Re: previous deleted
Comments are emailed to me, so I saw it.
Don’t ever worry about being cryptic enough for me. I’m not terribly private. Be blunt. I like it.
Re: previous deleted
Would you believe I’m psychic?
Re: previous deleted
No.
boot_slut@bigrock.com
or boot_slut on YIM
or stageauntie42 on AIM
Re: previous deleted
I am, of a sort, though not in this particular case. YIM it is.
Why are you letting so much go now? Because you’ve changed, and you can only hold onto so much. You’ve discovered new interests, and new social circles, and have discovered that some of what you had in your life wasn’t what you wanted anymore.
The friends you’re not seeing so much of now will still be there, as long as you don’t drive them away. Right now, you’re reconnecting with some of your high school friends; sometime in the future you may reconnect with people you’re losing touch with today.
Stability is sometimes overrated. If you’re stable in a bad place, you’ll stay stuck in that bad place.
*hugs* Can’t speak for anyone else. I know that whenever you choose to connect/reconnect with me, I’ll be happy to hear from you and will value the contact I have with you. Do what you need to/want to, and change/let go/turn another page. Explore your options. Stability is sometimes overrated, as is dependability.
I’m afraid I’m not quite sure what is pathological about being attached to people who matter to you. Not “fitting” in your life is a lot different from being “damaging” in your life. If that was the case, I’d say it was pathological.
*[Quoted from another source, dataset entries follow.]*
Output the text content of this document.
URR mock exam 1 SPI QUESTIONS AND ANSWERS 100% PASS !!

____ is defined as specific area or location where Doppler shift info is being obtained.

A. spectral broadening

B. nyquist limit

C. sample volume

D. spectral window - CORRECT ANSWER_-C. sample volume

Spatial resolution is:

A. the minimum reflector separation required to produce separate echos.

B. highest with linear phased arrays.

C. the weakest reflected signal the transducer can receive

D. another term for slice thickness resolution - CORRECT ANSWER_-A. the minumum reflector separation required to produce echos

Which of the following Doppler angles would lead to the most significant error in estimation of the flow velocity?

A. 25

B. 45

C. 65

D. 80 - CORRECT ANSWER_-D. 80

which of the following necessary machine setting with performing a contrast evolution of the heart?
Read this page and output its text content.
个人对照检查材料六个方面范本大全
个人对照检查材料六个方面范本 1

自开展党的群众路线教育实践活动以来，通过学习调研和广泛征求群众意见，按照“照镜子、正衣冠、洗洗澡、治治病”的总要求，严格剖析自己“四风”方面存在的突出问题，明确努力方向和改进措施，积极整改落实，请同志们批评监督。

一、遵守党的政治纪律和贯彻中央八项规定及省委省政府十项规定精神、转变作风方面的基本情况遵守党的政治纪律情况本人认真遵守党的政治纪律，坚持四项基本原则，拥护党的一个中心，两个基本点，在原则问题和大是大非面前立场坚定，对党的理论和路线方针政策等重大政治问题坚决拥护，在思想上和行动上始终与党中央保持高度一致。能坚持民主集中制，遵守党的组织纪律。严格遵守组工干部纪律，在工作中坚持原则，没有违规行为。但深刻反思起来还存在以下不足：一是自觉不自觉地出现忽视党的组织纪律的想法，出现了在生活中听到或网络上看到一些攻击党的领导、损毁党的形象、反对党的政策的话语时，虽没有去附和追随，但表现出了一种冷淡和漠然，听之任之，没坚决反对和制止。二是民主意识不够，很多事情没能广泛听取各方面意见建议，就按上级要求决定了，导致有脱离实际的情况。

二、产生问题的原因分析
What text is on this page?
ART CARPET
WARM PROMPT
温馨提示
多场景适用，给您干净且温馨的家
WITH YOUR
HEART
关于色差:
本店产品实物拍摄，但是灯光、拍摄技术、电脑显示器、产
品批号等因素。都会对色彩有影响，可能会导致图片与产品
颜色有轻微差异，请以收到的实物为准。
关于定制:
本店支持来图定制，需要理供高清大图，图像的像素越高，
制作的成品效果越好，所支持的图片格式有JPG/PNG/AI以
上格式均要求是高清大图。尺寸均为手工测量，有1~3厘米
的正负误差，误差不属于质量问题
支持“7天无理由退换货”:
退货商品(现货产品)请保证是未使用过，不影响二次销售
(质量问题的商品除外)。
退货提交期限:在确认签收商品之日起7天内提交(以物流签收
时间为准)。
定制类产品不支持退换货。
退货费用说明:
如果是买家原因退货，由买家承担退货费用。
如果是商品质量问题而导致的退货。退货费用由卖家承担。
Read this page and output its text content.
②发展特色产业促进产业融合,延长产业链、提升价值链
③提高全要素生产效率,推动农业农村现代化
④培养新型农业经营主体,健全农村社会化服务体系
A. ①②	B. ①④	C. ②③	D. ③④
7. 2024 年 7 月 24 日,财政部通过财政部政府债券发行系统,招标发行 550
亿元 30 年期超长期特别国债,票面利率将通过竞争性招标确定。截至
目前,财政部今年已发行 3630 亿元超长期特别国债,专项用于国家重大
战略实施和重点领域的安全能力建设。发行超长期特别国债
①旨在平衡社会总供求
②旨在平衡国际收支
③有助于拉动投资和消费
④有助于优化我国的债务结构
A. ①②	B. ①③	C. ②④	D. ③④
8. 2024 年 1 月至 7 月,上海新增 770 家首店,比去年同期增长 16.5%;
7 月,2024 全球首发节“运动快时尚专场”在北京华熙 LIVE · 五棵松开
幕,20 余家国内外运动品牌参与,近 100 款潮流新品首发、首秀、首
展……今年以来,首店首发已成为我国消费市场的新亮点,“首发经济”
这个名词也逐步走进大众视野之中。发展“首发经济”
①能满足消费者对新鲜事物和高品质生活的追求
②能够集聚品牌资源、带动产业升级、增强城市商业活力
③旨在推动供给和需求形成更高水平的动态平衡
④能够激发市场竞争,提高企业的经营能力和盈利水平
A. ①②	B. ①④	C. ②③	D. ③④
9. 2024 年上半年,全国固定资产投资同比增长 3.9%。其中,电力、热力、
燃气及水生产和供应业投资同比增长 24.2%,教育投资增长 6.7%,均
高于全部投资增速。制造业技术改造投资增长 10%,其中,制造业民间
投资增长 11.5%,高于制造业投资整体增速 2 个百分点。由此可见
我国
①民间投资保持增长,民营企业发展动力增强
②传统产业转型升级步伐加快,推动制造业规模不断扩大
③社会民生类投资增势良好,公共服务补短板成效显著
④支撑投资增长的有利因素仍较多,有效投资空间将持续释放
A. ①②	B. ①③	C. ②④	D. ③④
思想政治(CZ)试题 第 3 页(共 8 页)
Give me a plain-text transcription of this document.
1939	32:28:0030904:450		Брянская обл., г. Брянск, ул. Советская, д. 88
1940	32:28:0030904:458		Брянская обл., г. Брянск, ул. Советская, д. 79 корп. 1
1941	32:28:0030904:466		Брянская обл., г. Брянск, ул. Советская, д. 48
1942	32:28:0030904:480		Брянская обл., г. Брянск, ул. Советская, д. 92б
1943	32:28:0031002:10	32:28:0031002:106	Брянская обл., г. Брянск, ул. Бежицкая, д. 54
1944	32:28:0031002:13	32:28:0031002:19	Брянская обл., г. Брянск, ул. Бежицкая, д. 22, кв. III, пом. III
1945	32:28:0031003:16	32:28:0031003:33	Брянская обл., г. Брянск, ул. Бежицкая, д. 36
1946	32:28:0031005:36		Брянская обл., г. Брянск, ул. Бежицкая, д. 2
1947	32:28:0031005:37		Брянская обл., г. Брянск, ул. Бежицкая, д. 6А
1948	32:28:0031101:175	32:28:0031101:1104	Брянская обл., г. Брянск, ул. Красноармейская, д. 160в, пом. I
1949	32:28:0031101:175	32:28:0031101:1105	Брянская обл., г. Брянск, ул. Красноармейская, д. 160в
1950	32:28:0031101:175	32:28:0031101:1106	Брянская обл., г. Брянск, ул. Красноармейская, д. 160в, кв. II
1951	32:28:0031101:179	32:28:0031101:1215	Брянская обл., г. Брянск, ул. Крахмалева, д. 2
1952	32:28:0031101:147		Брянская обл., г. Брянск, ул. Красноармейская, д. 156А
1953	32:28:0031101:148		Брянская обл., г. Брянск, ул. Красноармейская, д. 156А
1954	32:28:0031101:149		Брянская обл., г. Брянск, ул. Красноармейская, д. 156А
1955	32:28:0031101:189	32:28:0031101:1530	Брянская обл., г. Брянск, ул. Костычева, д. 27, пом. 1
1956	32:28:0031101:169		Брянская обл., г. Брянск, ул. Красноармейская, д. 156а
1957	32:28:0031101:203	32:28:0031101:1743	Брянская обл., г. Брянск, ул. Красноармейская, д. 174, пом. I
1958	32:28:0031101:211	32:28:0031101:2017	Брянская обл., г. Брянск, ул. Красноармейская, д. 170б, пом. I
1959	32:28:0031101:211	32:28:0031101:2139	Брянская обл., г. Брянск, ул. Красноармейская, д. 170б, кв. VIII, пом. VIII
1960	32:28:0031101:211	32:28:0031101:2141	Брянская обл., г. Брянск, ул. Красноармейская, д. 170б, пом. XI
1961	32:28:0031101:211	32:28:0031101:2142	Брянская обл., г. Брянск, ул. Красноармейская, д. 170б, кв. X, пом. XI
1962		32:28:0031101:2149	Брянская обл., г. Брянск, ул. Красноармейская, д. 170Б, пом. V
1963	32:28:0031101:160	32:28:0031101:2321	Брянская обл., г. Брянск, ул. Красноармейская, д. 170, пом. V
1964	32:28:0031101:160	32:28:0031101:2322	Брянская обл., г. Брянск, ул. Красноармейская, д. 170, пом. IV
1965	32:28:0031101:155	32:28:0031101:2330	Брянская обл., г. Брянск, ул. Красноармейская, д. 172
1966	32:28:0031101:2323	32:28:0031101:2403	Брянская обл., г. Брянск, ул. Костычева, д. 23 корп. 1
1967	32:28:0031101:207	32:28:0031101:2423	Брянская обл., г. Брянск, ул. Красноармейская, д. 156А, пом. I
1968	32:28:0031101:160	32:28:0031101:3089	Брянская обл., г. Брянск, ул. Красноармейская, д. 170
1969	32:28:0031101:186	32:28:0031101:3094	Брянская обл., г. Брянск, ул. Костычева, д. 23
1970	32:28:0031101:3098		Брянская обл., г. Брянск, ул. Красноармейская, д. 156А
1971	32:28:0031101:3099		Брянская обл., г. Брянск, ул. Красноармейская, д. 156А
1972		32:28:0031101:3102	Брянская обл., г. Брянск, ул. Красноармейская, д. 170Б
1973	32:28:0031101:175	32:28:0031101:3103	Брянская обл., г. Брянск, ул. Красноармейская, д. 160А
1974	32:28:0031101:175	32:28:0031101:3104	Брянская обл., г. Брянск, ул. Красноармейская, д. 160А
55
Not to go on one of those “when I was your age” rants (insert cane and crotchety old lady voice) – but it’s interesting – I was talking with my moms-in-laws over the weekend and we all were talking about how much change we had in our lives in our early 20’s (22-23ish) and how we were witnessing that in one of GB’s cousins. I think it is a time of a great dealing of wing stretching and repositioning. It’s ultimately a good thing, but it feels very scary. I don’t know if this makes you feel at all better, but I thought it was oddly appropriate.